Cette situation est le résultat d’un certain nombre de paramètres plus où moins objectifs, dont le plus récurrent est l’absence de progression en termes de représentation et de pénétration du marché. Pour les responsables de ces constructeurs, c’est en un mot, l’absence de résultat qui est source d’inquiétude. Pour eux, leurs labels respectifs sont dotés de solides arguments pour progresser. Le constat dressé ne laisse aucun doute sur le rôle de faire valoir joué par ces marques. Un simple coup d’œil sur les volumes importés par leurs représentants locaux, montre bien que ces marques stagnent dans un marché en pleine effervescence et qui tend de plus en plus vers la difficulté. La période de croissance du début des années 2000 est en effet loin derrière nous. Aujourd’hui le contexte est différent et c’est aux concessionnaires de faire l’effort d’aller chercher les clients en mettant en place des réseaux de distribution de qualité, professionnels et efficaces.

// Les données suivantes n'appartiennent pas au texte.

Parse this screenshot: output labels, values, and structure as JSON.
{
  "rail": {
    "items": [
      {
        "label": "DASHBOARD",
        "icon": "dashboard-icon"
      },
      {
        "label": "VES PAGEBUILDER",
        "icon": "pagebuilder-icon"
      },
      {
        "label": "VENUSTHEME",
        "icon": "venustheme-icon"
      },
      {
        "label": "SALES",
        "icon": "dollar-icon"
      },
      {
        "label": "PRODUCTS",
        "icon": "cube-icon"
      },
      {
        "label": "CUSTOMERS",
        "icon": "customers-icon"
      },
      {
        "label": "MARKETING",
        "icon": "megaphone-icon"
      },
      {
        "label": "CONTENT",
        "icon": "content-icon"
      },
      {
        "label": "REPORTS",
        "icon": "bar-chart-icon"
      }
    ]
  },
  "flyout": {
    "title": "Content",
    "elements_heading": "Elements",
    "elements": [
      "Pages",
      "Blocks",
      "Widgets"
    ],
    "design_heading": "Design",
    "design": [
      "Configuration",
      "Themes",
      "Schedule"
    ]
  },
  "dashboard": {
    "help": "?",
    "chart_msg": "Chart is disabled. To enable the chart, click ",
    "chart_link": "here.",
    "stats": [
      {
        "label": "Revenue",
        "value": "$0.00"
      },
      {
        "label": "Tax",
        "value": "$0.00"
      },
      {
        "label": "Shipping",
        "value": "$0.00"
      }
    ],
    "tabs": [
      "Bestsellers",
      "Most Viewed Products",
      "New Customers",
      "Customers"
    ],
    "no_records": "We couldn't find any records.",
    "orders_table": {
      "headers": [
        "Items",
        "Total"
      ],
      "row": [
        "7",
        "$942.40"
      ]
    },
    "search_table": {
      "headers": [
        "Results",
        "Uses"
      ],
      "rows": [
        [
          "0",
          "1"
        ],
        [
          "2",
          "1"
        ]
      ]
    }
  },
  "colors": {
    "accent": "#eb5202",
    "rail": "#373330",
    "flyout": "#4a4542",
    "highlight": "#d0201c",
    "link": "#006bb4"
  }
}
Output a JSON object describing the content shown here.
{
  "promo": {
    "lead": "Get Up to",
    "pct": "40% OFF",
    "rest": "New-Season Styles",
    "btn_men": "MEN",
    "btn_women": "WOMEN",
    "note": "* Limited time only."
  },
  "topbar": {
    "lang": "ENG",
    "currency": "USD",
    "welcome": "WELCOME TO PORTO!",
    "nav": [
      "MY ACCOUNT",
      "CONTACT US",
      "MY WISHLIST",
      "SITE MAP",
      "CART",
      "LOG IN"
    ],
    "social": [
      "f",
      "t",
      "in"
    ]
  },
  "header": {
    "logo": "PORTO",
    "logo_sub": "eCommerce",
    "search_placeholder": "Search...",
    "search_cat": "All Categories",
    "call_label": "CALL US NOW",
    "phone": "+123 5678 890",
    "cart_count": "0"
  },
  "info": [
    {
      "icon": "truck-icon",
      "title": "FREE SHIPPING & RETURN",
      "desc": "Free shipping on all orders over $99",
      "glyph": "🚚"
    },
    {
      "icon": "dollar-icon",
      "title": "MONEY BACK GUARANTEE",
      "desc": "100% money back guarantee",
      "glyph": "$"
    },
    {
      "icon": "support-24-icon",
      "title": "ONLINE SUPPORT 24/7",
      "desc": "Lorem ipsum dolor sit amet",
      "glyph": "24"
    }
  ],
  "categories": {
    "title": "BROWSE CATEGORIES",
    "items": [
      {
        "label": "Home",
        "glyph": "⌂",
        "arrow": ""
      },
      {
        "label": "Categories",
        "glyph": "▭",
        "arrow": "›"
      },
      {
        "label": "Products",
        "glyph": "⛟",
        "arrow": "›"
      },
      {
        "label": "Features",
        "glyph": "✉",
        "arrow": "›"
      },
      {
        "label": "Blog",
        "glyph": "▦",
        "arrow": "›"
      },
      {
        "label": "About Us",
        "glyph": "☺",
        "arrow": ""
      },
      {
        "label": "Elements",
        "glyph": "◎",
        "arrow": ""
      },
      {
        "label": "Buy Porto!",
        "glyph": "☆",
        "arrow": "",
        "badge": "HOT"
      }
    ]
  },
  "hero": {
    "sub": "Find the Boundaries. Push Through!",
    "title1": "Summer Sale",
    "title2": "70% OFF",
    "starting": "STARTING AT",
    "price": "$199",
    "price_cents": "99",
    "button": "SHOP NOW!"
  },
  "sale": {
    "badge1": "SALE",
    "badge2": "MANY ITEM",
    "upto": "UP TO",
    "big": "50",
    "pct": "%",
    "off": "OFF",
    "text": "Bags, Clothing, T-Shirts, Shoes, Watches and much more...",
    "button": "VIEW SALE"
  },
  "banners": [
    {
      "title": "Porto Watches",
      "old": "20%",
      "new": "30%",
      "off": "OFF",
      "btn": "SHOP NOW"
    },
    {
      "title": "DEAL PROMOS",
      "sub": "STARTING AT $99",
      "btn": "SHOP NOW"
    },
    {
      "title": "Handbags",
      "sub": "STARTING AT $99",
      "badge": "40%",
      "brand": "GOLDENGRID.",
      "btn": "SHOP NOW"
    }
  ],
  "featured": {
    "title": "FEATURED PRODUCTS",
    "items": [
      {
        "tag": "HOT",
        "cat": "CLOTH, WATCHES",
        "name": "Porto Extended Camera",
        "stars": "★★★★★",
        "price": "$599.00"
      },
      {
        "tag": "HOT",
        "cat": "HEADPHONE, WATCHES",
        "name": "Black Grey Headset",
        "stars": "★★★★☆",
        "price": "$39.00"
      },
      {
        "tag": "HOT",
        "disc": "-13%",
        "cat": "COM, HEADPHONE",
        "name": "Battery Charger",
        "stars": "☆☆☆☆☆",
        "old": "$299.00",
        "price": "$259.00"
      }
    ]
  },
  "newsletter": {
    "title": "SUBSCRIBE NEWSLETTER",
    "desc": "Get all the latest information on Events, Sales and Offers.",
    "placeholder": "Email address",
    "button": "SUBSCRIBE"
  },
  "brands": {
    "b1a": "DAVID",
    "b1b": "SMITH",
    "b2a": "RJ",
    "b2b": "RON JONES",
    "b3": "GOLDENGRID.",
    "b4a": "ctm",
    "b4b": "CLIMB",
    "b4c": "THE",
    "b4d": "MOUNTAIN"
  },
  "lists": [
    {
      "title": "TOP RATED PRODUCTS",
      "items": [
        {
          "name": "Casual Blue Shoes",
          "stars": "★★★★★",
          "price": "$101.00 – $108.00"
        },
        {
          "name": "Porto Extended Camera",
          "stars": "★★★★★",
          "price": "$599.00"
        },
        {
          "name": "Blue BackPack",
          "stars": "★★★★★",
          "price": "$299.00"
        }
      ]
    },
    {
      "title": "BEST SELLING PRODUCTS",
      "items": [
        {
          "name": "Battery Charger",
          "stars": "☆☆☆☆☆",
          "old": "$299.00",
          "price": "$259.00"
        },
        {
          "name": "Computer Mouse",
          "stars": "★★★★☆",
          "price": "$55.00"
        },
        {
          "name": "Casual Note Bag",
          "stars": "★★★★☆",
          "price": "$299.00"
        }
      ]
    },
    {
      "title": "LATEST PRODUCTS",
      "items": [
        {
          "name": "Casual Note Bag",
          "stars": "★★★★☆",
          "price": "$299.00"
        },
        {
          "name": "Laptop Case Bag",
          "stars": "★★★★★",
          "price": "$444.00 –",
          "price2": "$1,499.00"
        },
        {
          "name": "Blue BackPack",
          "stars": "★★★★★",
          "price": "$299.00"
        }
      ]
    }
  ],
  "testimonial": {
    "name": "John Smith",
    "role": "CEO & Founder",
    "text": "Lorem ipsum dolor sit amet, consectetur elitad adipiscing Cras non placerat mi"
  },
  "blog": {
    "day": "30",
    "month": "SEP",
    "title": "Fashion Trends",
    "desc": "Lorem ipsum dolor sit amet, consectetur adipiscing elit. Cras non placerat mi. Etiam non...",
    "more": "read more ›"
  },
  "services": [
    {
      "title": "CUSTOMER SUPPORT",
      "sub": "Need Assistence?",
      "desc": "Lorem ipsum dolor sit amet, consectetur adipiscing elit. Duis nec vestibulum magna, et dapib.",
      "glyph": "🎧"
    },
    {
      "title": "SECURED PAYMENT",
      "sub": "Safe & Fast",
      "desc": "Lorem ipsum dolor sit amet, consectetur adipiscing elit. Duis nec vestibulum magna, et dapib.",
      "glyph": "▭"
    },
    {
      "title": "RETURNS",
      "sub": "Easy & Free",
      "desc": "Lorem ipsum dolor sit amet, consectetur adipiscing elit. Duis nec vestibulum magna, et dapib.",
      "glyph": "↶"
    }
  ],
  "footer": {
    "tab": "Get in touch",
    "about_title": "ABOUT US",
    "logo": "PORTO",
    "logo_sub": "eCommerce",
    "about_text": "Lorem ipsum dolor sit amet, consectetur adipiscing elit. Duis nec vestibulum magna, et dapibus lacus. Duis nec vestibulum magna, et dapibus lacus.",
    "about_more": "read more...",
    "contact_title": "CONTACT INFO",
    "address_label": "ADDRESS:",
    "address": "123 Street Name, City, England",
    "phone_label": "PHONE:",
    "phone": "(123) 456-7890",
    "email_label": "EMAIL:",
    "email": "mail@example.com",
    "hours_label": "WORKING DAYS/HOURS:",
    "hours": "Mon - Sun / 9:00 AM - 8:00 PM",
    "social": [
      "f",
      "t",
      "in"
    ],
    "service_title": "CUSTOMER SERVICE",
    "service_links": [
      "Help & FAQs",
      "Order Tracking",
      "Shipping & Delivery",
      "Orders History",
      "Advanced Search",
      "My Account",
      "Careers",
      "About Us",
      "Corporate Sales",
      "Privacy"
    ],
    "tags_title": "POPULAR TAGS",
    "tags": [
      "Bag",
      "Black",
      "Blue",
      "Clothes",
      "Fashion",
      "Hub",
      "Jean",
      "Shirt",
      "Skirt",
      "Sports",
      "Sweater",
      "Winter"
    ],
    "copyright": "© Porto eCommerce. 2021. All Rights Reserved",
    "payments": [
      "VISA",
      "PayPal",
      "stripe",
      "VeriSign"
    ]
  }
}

Pour être concret, nous apprenons que certains de ces constructeurs ont dépêché sur Alger des délégations pour s’enquérir de la situation et prendre, le cas échéant la décision de rompre le contrat de représentation qui les lient avec leurs partenaires actuel, en dernier ressort.
Cela s’est déjà produit par le passé et on peut citer les cas de Fiat, Citroën, Volkswagen par exemple, qui n’ont pas hésité à changer d’importateurs.
Les chinoises Chery et Faw et l’indienne Tata, ont aussi franchit ce pas, mais il semble que ces constructeurs sont loin d’être satisfaits des résultats réalisés par les nouveaux importateurs. Cela préfigure t-il encore de nouveaux changements ? C’est fort possible, car les ambitions à l’internationale, affichées par ces constructeurs asiatiques sont très fortes. Et ils ne peuvent, en bons professionnels qu’ils sont devenus, négliger une part de marché aussi minime soit-elle.